We believe that hands-on experts have a deep intuition and wisdom that helps inform their decision-making. The understanding expert leaders have of the core business gives them better strategic vision, helping them to identify more business opportunities and challenges – risk-taking is also likely to be better calculated. Having been on the shop-floor, experts know how to create the right work environment and command greater respect having proved they can ‘walk the walk’. The long period of training or on-the-job experience required of experts may endow them with a longer view, both to success and to income and profit generation. And as leaders in a specific field, experts model excellence, inspiring the people who work for them to go above and beyond in their own quest for quality. In short, expert leaders may be more likely to bring out the best in their core-workers.

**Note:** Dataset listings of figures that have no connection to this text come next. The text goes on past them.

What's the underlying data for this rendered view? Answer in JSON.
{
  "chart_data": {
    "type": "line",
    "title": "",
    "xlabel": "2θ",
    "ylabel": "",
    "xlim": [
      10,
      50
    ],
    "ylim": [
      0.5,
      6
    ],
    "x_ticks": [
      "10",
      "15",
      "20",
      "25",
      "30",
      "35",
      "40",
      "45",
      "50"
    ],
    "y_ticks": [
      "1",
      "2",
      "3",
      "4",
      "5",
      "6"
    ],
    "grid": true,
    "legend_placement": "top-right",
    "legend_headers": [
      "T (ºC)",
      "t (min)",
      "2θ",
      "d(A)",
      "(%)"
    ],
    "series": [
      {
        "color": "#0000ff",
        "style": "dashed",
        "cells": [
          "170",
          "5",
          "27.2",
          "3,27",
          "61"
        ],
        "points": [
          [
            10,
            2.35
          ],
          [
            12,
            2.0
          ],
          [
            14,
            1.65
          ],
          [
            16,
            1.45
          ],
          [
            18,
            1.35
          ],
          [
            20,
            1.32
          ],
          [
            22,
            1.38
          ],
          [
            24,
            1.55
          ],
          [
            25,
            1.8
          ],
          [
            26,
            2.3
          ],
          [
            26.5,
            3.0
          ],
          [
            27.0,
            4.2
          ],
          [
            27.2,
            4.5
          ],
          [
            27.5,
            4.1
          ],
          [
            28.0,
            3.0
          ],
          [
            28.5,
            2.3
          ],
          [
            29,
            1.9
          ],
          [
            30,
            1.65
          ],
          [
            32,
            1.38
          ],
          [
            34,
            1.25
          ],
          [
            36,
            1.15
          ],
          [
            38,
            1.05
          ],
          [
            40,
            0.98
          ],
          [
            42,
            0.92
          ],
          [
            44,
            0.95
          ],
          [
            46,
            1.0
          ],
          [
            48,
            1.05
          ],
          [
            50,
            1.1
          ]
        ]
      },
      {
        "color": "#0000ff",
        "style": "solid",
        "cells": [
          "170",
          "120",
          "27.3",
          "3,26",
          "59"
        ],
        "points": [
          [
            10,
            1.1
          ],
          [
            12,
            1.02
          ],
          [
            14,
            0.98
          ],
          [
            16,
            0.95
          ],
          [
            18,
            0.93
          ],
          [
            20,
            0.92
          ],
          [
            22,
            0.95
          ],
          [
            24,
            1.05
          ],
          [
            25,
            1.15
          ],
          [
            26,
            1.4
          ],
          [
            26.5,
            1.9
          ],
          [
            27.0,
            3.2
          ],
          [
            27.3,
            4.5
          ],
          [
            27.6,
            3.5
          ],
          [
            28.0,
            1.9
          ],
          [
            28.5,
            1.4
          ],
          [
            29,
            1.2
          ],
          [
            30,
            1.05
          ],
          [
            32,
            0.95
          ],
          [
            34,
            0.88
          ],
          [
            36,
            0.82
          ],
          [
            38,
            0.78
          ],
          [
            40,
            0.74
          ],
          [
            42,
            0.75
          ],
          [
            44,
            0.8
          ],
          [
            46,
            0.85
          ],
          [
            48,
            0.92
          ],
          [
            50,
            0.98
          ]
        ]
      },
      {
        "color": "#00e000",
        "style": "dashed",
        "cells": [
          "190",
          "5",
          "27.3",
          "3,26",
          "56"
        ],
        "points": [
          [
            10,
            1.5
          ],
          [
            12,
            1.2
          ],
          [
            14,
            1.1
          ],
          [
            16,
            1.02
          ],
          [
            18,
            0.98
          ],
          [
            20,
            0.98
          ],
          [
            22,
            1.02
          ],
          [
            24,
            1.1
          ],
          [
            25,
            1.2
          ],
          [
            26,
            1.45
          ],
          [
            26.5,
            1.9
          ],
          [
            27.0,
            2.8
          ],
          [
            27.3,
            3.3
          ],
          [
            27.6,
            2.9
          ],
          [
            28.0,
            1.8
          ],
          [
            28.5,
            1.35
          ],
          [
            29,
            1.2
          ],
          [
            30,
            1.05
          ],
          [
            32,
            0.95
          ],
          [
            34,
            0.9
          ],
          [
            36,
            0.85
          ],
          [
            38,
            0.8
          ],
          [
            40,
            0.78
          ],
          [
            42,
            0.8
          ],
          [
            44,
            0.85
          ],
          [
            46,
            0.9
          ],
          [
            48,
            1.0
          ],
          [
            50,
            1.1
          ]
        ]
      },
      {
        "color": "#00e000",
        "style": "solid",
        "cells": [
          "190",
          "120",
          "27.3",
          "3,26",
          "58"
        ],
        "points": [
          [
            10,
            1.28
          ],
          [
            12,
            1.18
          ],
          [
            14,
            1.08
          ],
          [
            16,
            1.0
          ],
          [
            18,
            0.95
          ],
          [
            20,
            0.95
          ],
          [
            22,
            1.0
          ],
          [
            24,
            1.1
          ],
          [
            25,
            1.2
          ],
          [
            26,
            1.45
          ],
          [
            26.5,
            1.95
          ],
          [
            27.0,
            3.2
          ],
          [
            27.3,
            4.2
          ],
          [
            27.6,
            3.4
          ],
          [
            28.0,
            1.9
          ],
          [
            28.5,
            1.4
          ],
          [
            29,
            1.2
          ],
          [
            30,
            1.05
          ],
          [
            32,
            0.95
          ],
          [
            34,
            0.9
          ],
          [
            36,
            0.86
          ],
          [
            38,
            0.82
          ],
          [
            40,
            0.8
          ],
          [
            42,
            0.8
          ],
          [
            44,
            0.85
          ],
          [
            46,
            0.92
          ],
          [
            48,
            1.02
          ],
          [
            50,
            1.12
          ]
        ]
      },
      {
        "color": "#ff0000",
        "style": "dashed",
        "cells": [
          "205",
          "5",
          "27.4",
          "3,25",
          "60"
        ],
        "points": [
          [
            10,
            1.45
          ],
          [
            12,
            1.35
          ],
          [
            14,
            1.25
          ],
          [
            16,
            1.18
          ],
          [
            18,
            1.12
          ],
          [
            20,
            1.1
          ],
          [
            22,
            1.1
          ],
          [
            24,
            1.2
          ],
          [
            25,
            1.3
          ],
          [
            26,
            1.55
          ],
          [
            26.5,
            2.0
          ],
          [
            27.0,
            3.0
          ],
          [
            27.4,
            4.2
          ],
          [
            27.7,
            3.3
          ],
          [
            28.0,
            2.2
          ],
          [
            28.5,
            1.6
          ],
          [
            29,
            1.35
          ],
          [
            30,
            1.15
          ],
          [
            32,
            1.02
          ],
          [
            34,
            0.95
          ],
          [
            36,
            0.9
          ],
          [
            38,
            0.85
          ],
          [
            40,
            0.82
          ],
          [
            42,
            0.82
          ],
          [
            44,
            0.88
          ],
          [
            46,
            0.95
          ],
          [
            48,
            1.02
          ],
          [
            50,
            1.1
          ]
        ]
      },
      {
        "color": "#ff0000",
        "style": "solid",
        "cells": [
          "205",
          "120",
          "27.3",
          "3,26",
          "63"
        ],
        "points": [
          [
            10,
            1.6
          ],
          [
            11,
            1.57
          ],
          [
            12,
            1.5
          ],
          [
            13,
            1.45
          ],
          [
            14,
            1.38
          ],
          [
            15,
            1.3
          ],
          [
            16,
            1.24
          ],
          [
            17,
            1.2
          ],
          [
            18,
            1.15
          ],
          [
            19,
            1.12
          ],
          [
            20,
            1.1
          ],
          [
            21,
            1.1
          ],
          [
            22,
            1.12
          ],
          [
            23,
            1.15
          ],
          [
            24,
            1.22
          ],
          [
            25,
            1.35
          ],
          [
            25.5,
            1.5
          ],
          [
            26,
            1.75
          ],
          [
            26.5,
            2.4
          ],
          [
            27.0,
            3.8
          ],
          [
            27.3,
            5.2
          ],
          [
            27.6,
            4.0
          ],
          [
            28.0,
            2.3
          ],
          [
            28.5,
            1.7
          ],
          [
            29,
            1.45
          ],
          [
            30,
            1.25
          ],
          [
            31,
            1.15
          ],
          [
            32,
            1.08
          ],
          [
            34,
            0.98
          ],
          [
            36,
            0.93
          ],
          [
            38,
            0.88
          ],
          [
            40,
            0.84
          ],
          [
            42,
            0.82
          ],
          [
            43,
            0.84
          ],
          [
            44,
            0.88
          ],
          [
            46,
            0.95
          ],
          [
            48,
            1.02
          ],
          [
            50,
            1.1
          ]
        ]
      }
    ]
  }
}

Arguably, hiring the best people is central to the success of any organisation. Experts may hire better people. If it is a leader’s job to set the standards in an organisation, one might assume that the standard bearer should first meet the standard. Who gets hired as leader may send a signal to the outside world about both the credibility of the head (someone who has walked-the-walk) and an organisation’s strategy. Hiring an expert leader may also signal credibility to a wider audience (media, shareholders, the market, etc).
Let’s be clear: to be an expert leader one also has to be an expert manager. But we’re accustomed to seeing Fortune 500 firms choosing charismatic general managers for senior leadership positions over core-business experts. We’re also used to seeing CEOs flit back and forth across industries, becoming jacks-of-all-trades, masters of none. Might our organisations be paying the price? If we want to boost our economies and our companies through innovation and entrepreneurship, and if we want to solve major global problems like climate change, I believe we need more specialists and fewer generalists running organisations — real experts, not managers.
Amanda H Goodall is a senior lecturer at Cass Business School
Lack of relevant experience can be to blame for catastrophic failure
Companies that hire leaders with minimal core-business knowledge are taking risks. In fact, Airmic’s Roads to Ruin report found that one of the main factors of catastrophic failure was board level risk blindness often caused by lack of relevant experience.
A chief executive does not always have to have expertise in the business they run. What is critical is for strategy and operations to be connected. As our research shows, in an event of catastrophic failure there has often been a disconnection between strategy and operations. If the chief executive is not an expert in the field of their business, they must have a governance structure enabling them to be connected to the operations (eg Richard Branson is not a lifetime pilot, but he put together a team who knew how to run an airline).
Similarly, in risk and insurance, more and more chief executives are from a finance background, as opposed to operations. But that doesn’t mean the business will be put at risk, so long as the risk function is well connected at a governance level with the board, non-executives are giving good advice and are challenging the chief executives where necessary, and the organisational structure is enabling an information flow essential to maintain the connectivity of the board.
The common denominator in most cases of catastrophic failure is less likely to be the chief executive‘s background; but how the business fits together, its governance structure and culture.